By ignoring the above truths, we allow for a world full of unnecessary suffering: the depressed senior citizen moaning to themselves in homes for the elderly, the suicide 6 who died for want of the motivation that a mere plant could have afforded but which we denied him in our self-righteous Christian Science callousness, the would-be artist whom we have shackled in their own emotional self-doubt by superstitiously denying them the motivating plant-medicine that, until 1914, had been that individual's birth right under natural law merely for having been born on planet earth.
*Note that my goal here is not to trash Freudianism, insofar as it posits subconscious motivations for seemingly inexplicable human behavior. To the contrary, Stanislav Grof has produced tantalizing evidence that psychedelic therapy can bring back otherwise inaccessible memories from birth, that can then be processed therapeutically with an empathic counselor. With this in mind, we can say that classic "talk" psychotherapy is not necessarily a bad approach: rather it is one that, in the absence of such psycho-pharmaceutical adjuncts, has proven itself to be hugely expensive, glacially slow in terms of progress, and, at best, marginally successful in helping a patient cope, let alone thrive. Once we remove political prohibitions from medicine and actually treat patients with substances that work, psychotherapy may finally come into its own, as the psychic amnesiac is powerfully reminded of emotions that have been so long repressed.

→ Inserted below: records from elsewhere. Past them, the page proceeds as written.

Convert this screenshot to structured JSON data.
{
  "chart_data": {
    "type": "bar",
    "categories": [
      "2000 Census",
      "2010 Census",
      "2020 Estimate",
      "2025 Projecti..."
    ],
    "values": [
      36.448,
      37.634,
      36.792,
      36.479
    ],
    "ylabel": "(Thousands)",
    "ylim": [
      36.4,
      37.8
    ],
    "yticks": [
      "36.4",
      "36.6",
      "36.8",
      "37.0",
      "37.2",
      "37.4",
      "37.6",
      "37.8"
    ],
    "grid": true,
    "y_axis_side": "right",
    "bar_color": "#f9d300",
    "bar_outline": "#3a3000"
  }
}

There will always be people who don't use drugs wisely, just as there are car drivers who don't drive wisely, and rock climbers who fall to their death. America needs to grow up and accept this, while ending prohibition and teaching safe use.
Many psychonauts (like Terence McKenna) praise psychedelics while demonizing other psychoactive substances. No substance is bad in itself. All substances have some use at some dose for some reason for some people in some circumstance.

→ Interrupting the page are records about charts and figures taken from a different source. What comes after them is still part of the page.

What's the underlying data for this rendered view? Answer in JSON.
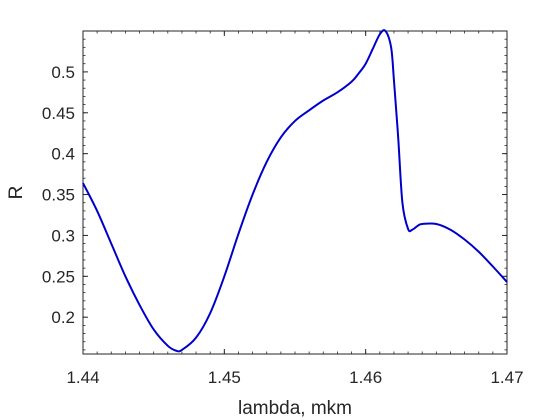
{
  "chart_data": {
    "type": "line",
    "title": "",
    "xlabel": "lambda, mkm",
    "ylabel": "R",
    "xlim": [
      1.44,
      1.47
    ],
    "ylim": [
      0.155,
      0.55
    ],
    "xticks": [
      1.44,
      1.45,
      1.46,
      1.47
    ],
    "xtick_labels": [
      "1.44",
      "1.45",
      "1.46",
      "1.47"
    ],
    "yticks": [
      0.2,
      0.25,
      0.3,
      0.35,
      0.4,
      0.45,
      0.5
    ],
    "ytick_labels": [
      "0.2",
      "0.25",
      "0.3",
      "0.35",
      "0.4",
      "0.45",
      "0.5"
    ],
    "grid": false,
    "line_color": "#0000cc",
    "series": [
      {
        "x": [
          1.44,
          1.441,
          1.442,
          1.443,
          1.444,
          1.445,
          1.446,
          1.4466,
          1.447,
          1.448,
          1.449,
          1.45,
          1.451,
          1.452,
          1.453,
          1.454,
          1.455,
          1.456,
          1.457,
          1.458,
          1.459,
          1.4595,
          1.46,
          1.4605,
          1.461,
          1.4614,
          1.4618,
          1.462,
          1.4623,
          1.4626,
          1.463,
          1.4633,
          1.4637,
          1.464,
          1.465,
          1.466,
          1.467,
          1.468,
          1.469,
          1.47
        ],
        "y": [
          0.364,
          0.33,
          0.29,
          0.25,
          0.215,
          0.185,
          0.165,
          0.159,
          0.16,
          0.175,
          0.205,
          0.25,
          0.302,
          0.35,
          0.39,
          0.42,
          0.44,
          0.453,
          0.465,
          0.475,
          0.488,
          0.498,
          0.51,
          0.528,
          0.546,
          0.55,
          0.53,
          0.49,
          0.42,
          0.34,
          0.308,
          0.307,
          0.312,
          0.314,
          0.314,
          0.307,
          0.295,
          0.28,
          0.262,
          0.243
        ]
      }
    ]
  }
}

Drug-designing chemists have no expertise in deciding what constitutes a cure for depression. As Schopenhauer wrote:
"The mere study of chemistry qualifies a man to become an apothecary, but not a philosopher."
"Those gentlemen who adopt the anti-opium doctrine... are only comparable to the monomaniac, who, sane upon every subject but one, is thoroughly daft upon that." --William Brereton
The Shipiba have learned to heal human beings physically, psychologically and spiritually with what they call "onanyati," plant allies and guides, such as Bobinsana, which "envelops seekers in a cocoon of love." You know: what the DEA would call "junk."

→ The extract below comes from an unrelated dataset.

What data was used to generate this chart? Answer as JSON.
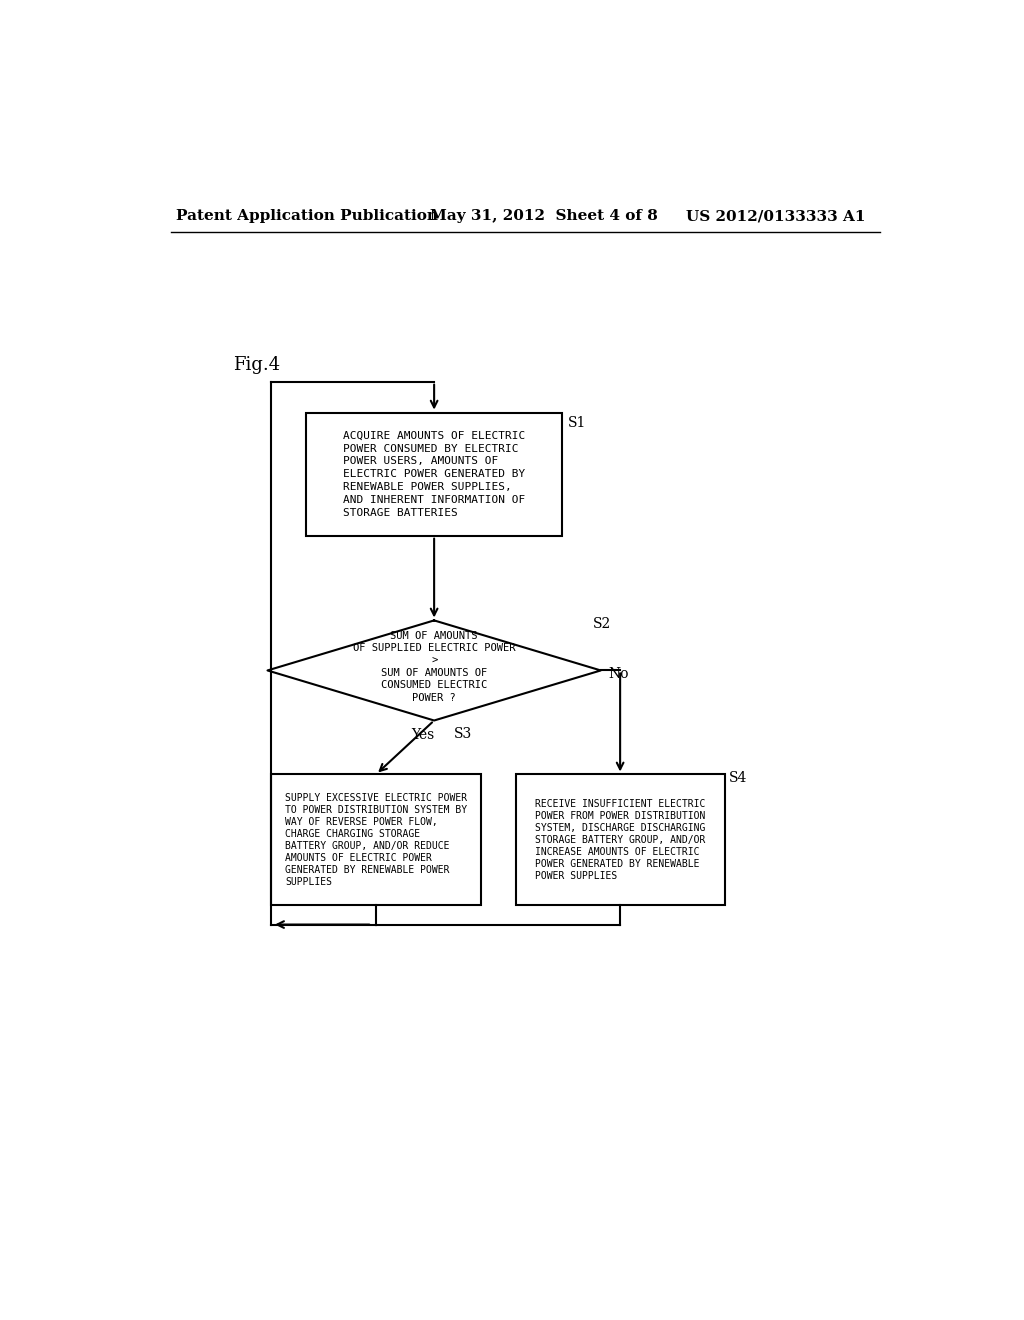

People say shrooms should not be used by those with a history of "mental illness." But that's one of the greatest potential benefits of shrooms! (They cured Stamets' teenage stuttering.) Some folks place safety first, but if I did that, I'd die long before using mother nature.
We've got to take the fight TO the drug warriors by starting to hold them legally responsible for having spread "Big Lies" about "drugs." Anyone involved in producing the "brain frying" PSA of the 1980s should be put on trial for willfully spreading a toxic lie.
"There has been so much delirious nonsense written about drugs that sane men may well despair of seeing the light." -- Aleister Crowley, from "Essays on Intoxication"
Drug use is judged by different standards than any other risky activity in the western world. One death can lead to outrage, even though that death might be statistically insignificant.
The worst form of government is not communism, socialism or even unbridled capitalism. The worst form of government is a Christian Science Theocracy, in which the government controls how much you are allowed to think and feel in life.